Tuttavia “è la nostra lingua … il luogo dove la prima lingua, quella dell’originale, è davvero conosciuta, esplorata, interrogata” (p. 17). La nostra lingua – e siamo alla seconda figura, presa in prestito dal Leopardi di Zibaldone 963, 20-22 aprile 1821, sempre presente nella riflessione di Prete – è la “camera oscura della prima lingua: “La visione della prima lingua, della lingua da cui si traduce, muove dall’universo linguistico di colui che traduce: è questo il recinto, la “camera oscura” da cui la prima lingua appare” (p. 18). Per dirla in altro modo, “colui che traduce” è “la parete su cui appare l’immagine” o “la lastra su cui si imprime l’immagine” della prima lingua. E’ qui spiegato il senso del titolo: “Tradurre è stare all’ombra dell’originale, ma anche accogliere l’originale in una zona d’ombra, produrre un gioco di ombre” (p. 19). La prima lingua che proietta la sua ombra sulla nostra lingua e ci consente di accoglierla, di farla rivivere in noi, diventa figura di questa rapporto tra le lingue, la pluralità delle lingue, immaginabile solo se si ipotizza una “lingua in sé”, una “lingua che non si mostra ancora incarnata nelle singole lingue” (p. 20) e che testimonia di qualcosa “che unisce tutte le lingue” e “trascorre tra tutte le lingue”, una sorta di unione linguistica primordiale e mitica che permette la comunicazione tra gli uomini e li rende uniti. Intanto, però, seguendo Leopardi, Prete ribadisce che dalla propria “camera oscura” occorre partire per tradurre la prima lingua: “La “familiarità” con la propria lingua è la condizione perché l’altra lingua si faccia da estranea prossima: la conoscenza di sé, potremmo dire trasponendo sul piano antropologico, è premessa e condizione del rapporto con l’altro” (p. 20).

“L’ascolto, l’esercizio assiduo dell’ascolto, può essere il primo movimento verso l’atto del tradurre” (p. 23). Ma non basta. Occorre essere poeti per tradurre poeti, come si è detto. E questo porta ad un’altra conseguenza, che sia ”possibile inventare a partire da un’esperienza altrui” (p. 27). Il tradurre diventa allora “l’occasione di una presa di parola, l’occasione di un esercizio che, dialogando con l’altro, mette in gioco il timbro più proprio, e trasforma la risonanza di un verso in un nuovo verso” (p. 28). La traduzione come esercizio della poesia, ma anche la traduzione come esegesi: infatti, “la più limpida interpretazione di un testo è la sua traduzione” (p. 43). Prete parla di esegesi “proprio nel senso patristico e medievale, cioè disposizione dinanzi al testo come dinanzi a una parola che, ascoltata, cresce nello spazio interiore di colui che ascolta, diventa un atto di vita” (p. 44). In quanto esegesi, la traduzione muta col mutare delle generazioni di poeti, ognuna delle quali ha bisogno delle proprie traduzioni-interpretazioni. Perciò si comprende bene come ogni traduzione sia provvisoria e tenda, senza mai raggiungerla, alla traduzione perfetta. In questo senso, allora, scrive Prete, “la pluralità delle traduzioni è in qualche modo una replica alla pluralità delle lingue” (p. 51).
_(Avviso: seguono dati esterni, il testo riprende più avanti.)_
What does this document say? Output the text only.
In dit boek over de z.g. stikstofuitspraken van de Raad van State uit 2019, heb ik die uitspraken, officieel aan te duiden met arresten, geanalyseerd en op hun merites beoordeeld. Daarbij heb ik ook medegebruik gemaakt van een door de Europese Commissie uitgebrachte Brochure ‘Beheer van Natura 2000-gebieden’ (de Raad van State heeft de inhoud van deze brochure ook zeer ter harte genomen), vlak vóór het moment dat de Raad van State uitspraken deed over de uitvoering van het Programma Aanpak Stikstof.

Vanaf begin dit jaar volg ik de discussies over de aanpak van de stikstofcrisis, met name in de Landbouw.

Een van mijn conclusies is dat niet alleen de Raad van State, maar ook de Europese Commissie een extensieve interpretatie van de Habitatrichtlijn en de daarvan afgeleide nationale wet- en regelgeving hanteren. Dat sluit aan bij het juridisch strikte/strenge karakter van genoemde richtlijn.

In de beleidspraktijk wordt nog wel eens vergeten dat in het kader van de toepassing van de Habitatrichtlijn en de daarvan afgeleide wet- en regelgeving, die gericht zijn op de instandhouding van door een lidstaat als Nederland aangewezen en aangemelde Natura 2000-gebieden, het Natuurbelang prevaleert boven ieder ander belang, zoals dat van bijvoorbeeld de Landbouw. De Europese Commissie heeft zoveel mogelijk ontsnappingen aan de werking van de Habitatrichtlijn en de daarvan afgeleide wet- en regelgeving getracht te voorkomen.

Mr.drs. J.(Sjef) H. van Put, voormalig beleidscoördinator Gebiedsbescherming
Nella società odierna occorre prendere atto della presenza in ogni luogo di una pluralità linguistica come corrispettivo di una pluralità di identità culturali conseguenti al fenomeno della migrazione. Ebbene, qui si fa palese l’attualità del tema della traduzione in rapporto ai moderni migranti. Scrive Prete che “è importante favorire iniziative che permettano a chi emigra allo stesso tempo di apprendere la nuova lingua e di conservare, accanto alla nuova lingua, la sua propria lingua. A partire da queste due situazioni si può istituire il dialogo, la diversità si può rivelare ricchezza, le storie si possono confrontare” (p. 52).
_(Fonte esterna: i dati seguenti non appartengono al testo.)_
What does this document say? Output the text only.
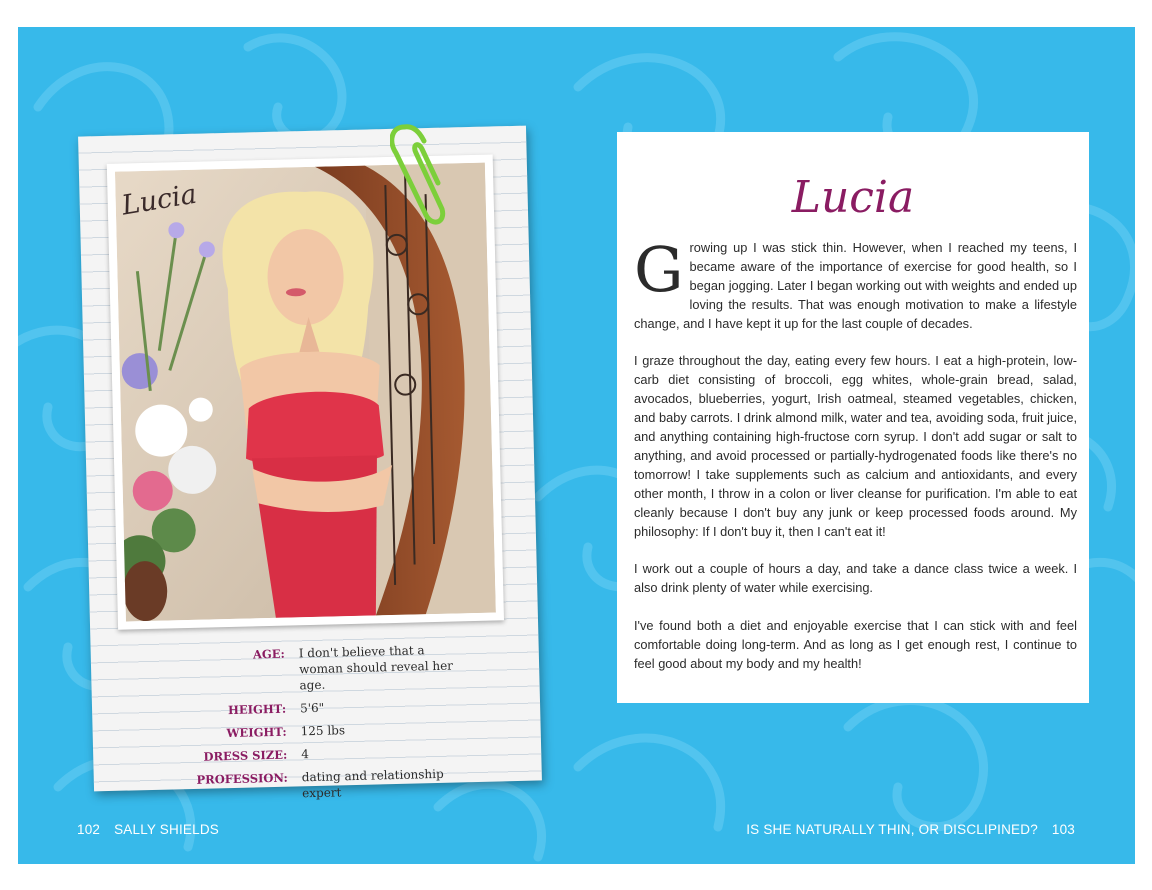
Lucia
AGE:	I don't believe that a woman should reveal her age.
HEIGHT:	5'6"
WEIGHT:	125 lbs
DRESS SIZE:	4
PROFESSION:	dating and relationship expert
Lucia

Growing up I was stick thin. However, when I reached my teens, I became aware of the importance of exercise for good health, so I began jogging. Later I began working out with weights and ended up loving the results. That was enough motivation to make a lifestyle change, and I have kept it up for the last couple of decades.

I graze throughout the day, eating every few hours. I eat a high-protein, low-carb diet consisting of broccoli, egg whites, whole-grain bread, salad, avocados, blueberries, yogurt, Irish oatmeal, steamed vegetables, chicken, and baby carrots. I drink almond milk, water and tea, avoiding soda, fruit juice, and anything containing high-fructose corn syrup. I don't add sugar or salt to anything, and avoid processed or partially-hydrogenated foods like there's no tomorrow! I take supplements such as calcium and antioxidants, and every other month, I throw in a colon or liver cleanse for purification. I'm able to eat cleanly because I don't buy any junk or keep processed foods around. My philosophy: If I don't buy it, then I can't eat it!

I work out a couple of hours a day, and take a dance class twice a week. I also drink plenty of water while exercising.

I've found both a diet and enjoyable exercise that I can stick with and feel comfortable doing long-term. And as long as I get enough rest, I continue to feel good about my body and my health!

102 SALLY SHIELDS	IS SHE NATURALLY THIN, OR DISCLIPINED? 103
Belle pagine Prete riserva al Don Chisciotte e alle finzioni leopardiane nate a margine degli studi filologici del recanatese; e poi a Walter Benjamin, i cui insegnamenti l’autore ha sempre presenti, soprattutto in merito alla “tensione verso un’oltrelingua” (p. 84) che anima la riflessione sulla traduzione dello scrittore tedesco.
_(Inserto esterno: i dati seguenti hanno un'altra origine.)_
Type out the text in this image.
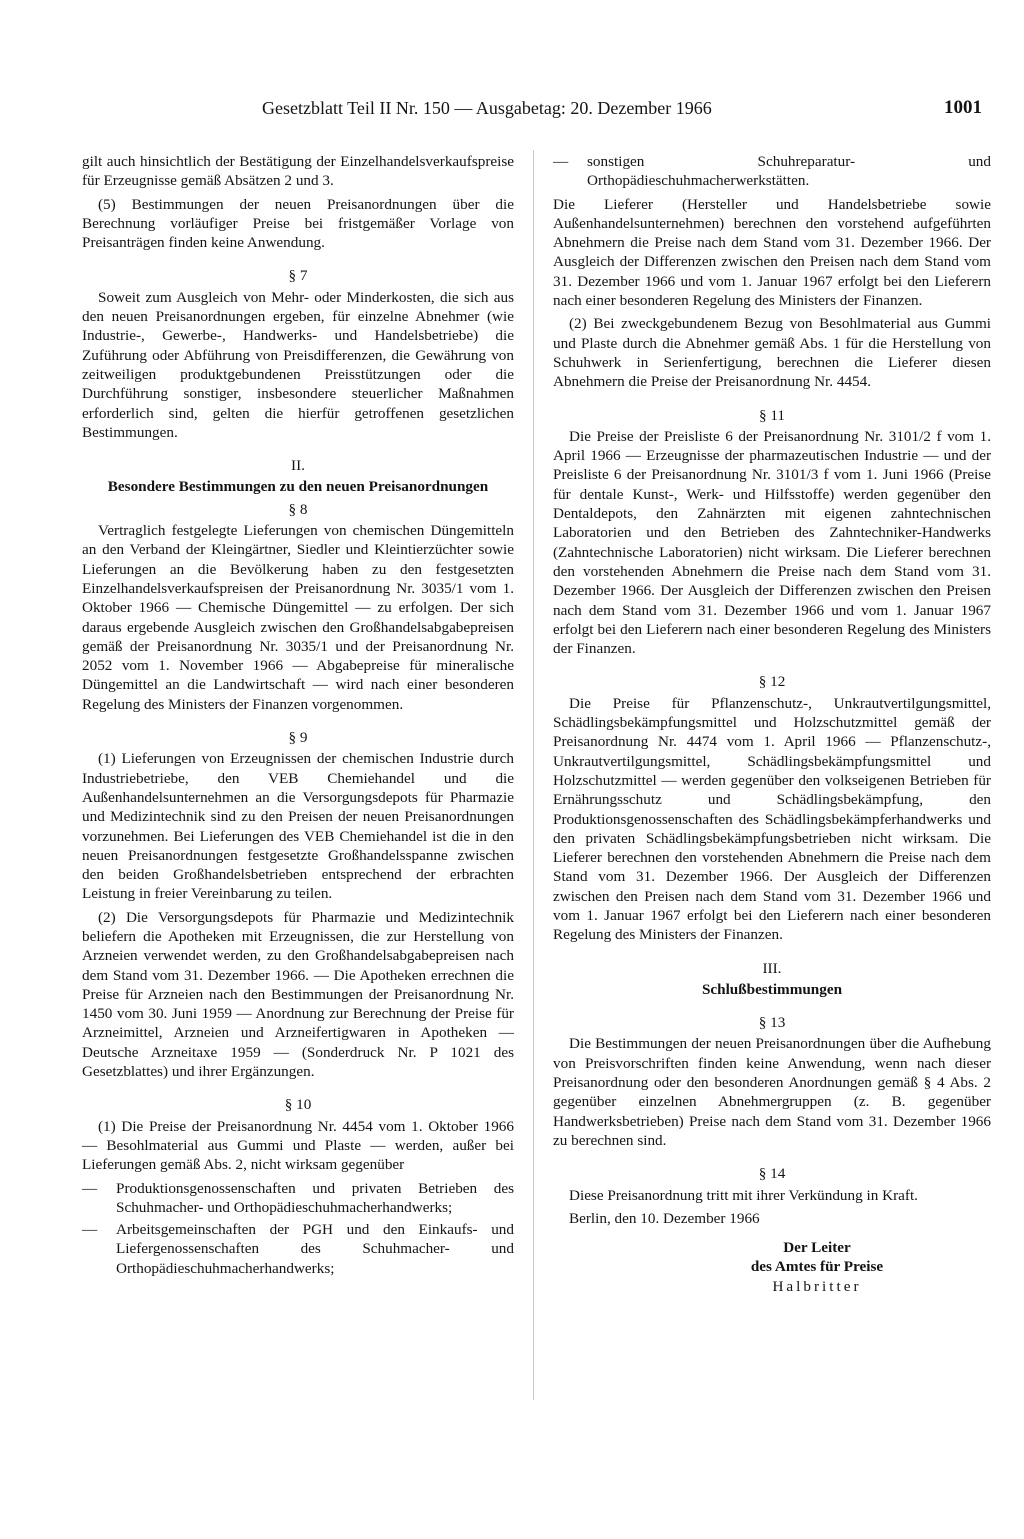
Gesetzblatt Teil II Nr. 150 — Ausgabetag: 20. Dezember 1966	1001

gilt auch hinsichtlich der Bestätigung der Einzelhandelsverkaufspreise für Erzeugnisse gemäß Absätzen 2 und 3.

(5) Bestimmungen der neuen Preisanordnungen über die Berechnung vorläufiger Preise bei fristgemäßer Vorlage von Preisanträgen finden keine Anwendung.

§ 7

Soweit zum Ausgleich von Mehr- oder Minderkosten, die sich aus den neuen Preisanordnungen ergeben, für einzelne Abnehmer (wie Industrie-, Gewerbe-, Handwerks- und Handelsbetriebe) die Zuführung oder Abführung von Preisdifferenzen, die Gewährung von zeitweiligen produktgebundenen Preisstützungen oder die Durchführung sonstiger, insbesondere steuerlicher Maßnahmen erforderlich sind, gelten die hierfür getroffenen gesetzlichen Bestimmungen.

II.
Besondere Bestimmungen zu den neuen Preisanordnungen
§ 8

Vertraglich festgelegte Lieferungen von chemischen Düngemitteln an den Verband der Kleingärtner, Siedler und Kleintierzüchter sowie Lieferungen an die Bevölkerung haben zu den festgesetzten Einzelhandelsverkaufspreisen der Preisanordnung Nr. 3035/1 vom 1. Oktober 1966 — Chemische Düngemittel — zu erfolgen. Der sich daraus ergebende Ausgleich zwischen den Großhandelsabgabepreisen gemäß der Preisanordnung Nr. 3035/1 und der Preisanordnung Nr. 2052 vom 1. November 1966 — Abgabepreise für mineralische Düngemittel an die Landwirtschaft — wird nach einer besonderen Regelung des Ministers der Finanzen vorgenommen.

§ 9

(1) Lieferungen von Erzeugnissen der chemischen Industrie durch Industriebetriebe, den VEB Chemiehandel und die Außenhandelsunternehmen an die Versorgungsdepots für Pharmazie und Medizintechnik sind zu den Preisen der neuen Preisanordnungen vorzunehmen. Bei Lieferungen des VEB Chemiehandel ist die in den neuen Preisanordnungen festgesetzte Großhandelsspanne zwischen den beiden Großhandelsbetrieben entsprechend der erbrachten Leistung in freier Vereinbarung zu teilen.

(2) Die Versorgungsdepots für Pharmazie und Medizintechnik beliefern die Apotheken mit Erzeugnissen, die zur Herstellung von Arzneien verwendet werden, zu den Großhandelsabgabepreisen nach dem Stand vom 31. Dezember 1966. — Die Apotheken errechnen die Preise für Arzneien nach den Bestimmungen der Preisanordnung Nr. 1450 vom 30. Juni 1959 — Anordnung zur Berechnung der Preise für Arzneimittel, Arzneien und Arzneifertigwaren in Apotheken — Deutsche Arzneitaxe 1959 — (Sonderdruck Nr. P 1021 des Gesetzblattes) und ihrer Ergänzungen.

§ 10

(1) Die Preise der Preisanordnung Nr. 4454 vom 1. Oktober 1966 — Besohlmaterial aus Gummi und Plaste — werden, außer bei Lieferungen gemäß Abs. 2, nicht wirksam gegenüber

— Produktionsgenossenschaften und privaten Betrieben des Schuhmacher- und Orthopädieschuhmacherhandwerks;
— Arbeitsgemeinschaften der PGH und den Einkaufs- und Liefergenossenschaften des Schuhmacher- und Orthopädieschuhmacherhandwerks;
— sonstigen Schuhreparatur- und Orthopädieschuhmacherwerkstätten.

Die Lieferer (Hersteller und Handelsbetriebe sowie Außenhandelsunternehmen) berechnen den vorstehend aufgeführten Abnehmern die Preise nach dem Stand vom 31. Dezember 1966. Der Ausgleich der Differenzen zwischen den Preisen nach dem Stand vom 31. Dezember 1966 und vom 1. Januar 1967 erfolgt bei den Lieferern nach einer besonderen Regelung des Ministers der Finanzen.

(2) Bei zweckgebundenem Bezug von Besohlmaterial aus Gummi und Plaste durch die Abnehmer gemäß Abs. 1 für die Herstellung von Schuhwerk in Serienfertigung, berechnen die Lieferer diesen Abnehmern die Preise der Preisanordnung Nr. 4454.

§ 11

Die Preise der Preisliste 6 der Preisanordnung Nr. 3101/2 f vom 1. April 1966 — Erzeugnisse der pharmazeutischen Industrie — und der Preisliste 6 der Preisanordnung Nr. 3101/3 f vom 1. Juni 1966 (Preise für dentale Kunst-, Werk- und Hilfsstoffe) werden gegenüber den Dentaldepots, den Zahnärzten mit eigenen zahntechnischen Laboratorien und den Betrieben des Zahntechniker-Handwerks (Zahntechnische Laboratorien) nicht wirksam. Die Lieferer berechnen den vorstehenden Abnehmern die Preise nach dem Stand vom 31. Dezember 1966. Der Ausgleich der Differenzen zwischen den Preisen nach dem Stand vom 31. Dezember 1966 und vom 1. Januar 1967 erfolgt bei den Lieferern nach einer besonderen Regelung des Ministers der Finanzen.

§ 12

Die Preise für Pflanzenschutz-, Unkrautvertilgungsmittel, Schädlingsbekämpfungsmittel und Holzschutzmittel gemäß der Preisanordnung Nr. 4474 vom 1. April 1966 — Pflanzenschutz-, Unkrautvertilgungsmittel, Schädlingsbekämpfungsmittel und Holzschutzmittel — werden gegenüber den volkseigenen Betrieben für Ernährungsschutz und Schädlingsbekämpfung, den Produktionsgenossenschaften des Schädlingsbekämpferhandwerks und den privaten Schädlingsbekämpfungsbetrieben nicht wirksam. Die Lieferer berechnen den vorstehenden Abnehmern die Preise nach dem Stand vom 31. Dezember 1966. Der Ausgleich der Differenzen zwischen den Preisen nach dem Stand vom 31. Dezember 1966 und vom 1. Januar 1967 erfolgt bei den Lieferern nach einer besonderen Regelung des Ministers der Finanzen.

III.
Schlußbestimmungen
§ 13

Die Bestimmungen der neuen Preisanordnungen über die Aufhebung von Preisvorschriften finden keine Anwendung, wenn nach dieser Preisanordnung oder den besonderen Anordnungen gemäß § 4 Abs. 2 gegenüber einzelnen Abnehmergruppen (z. B. gegenüber Handwerksbetrieben) Preise nach dem Stand vom 31. Dezember 1966 zu berechnen sind.

§ 14

Diese Preisanordnung tritt mit ihrer Verkündung in Kraft.

Berlin, den 10. Dezember 1966

Der Leiter
des Amtes für Preise
Halbritter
Nello spazio di una recensione non è possibile dar conto di tutto ciò che l’opera contiene, delle osservazioni e dei rilievi particolari. L’excursus dei poeti novecenteschi (da Ungaretti a Montale, a Quasimodo, a Solmi, Valeri, Caproni, Sereni, Luzi, Fortini, Giudici) che chiude l’opera è, come si è detto all’inizio, un laboratorio in cui Prete sottopone ad esame il rapporto del poeta-traduttore con gli altri poeti. Sono questi poeti-traduttori gli esempi da seguire. Come? Ce lo dice lo stresso Prete: “Il traduttore che precede acquista per l’altro traduttore che segue la funzione di un esempio da condurre oltre, da inverare, o anche contraddire. Quel che accade nel campo della poesia si ripete nel campo della traduzione della poesia. All’ombra di un’esperienza di traduzione occorre sostare e da quell’ombra occorre anche allontanarsi. Proprio la ricerca del modo diverso di tradurre attiva l’invenzione…” (p. 50). Come non si può poetare se non si conoscono i poeti che ci hanno preceduto, così, sembra dire Prete, non si può tradurre se non si conoscono modi e forme usate dai traduttori del passato. Il concetto di traduzione coincide qui col concetto di tradizione.

In conclusione, a me pare che questo libro doni ai poeti-traduttori, figure così bistrattate dal mercato di ogni tempo (lo stesso Prete ci ricorda en passant i “miserevoli compensi… riservati ai traduttori”, p. 62), una sorta di breviario sulle ragioni del traduttore, sulla loro instancabile opera. Ma non solo.  Scrive Prete che “la traduzione appartiene, oltre che al campo della linguistica e dell’ermeneutica, al campo dell’antropologia” (p. 60). L’antropologia, ovvero lo studio dell’uomo, delle sue strutture mentali e culturali: la poetica della traduzione parla proprio di questo, e non certo solo agli addetti ai lavori, ma a tutti gli uomini.

[Recensione a Antonio Prete, All’ombra dell’altra lingua. Per una poetica della traduzione, Bollati Boringhieri, Torino, 2011), “Il Galatino” di venerdì 15 aprile 2011, p. 4.]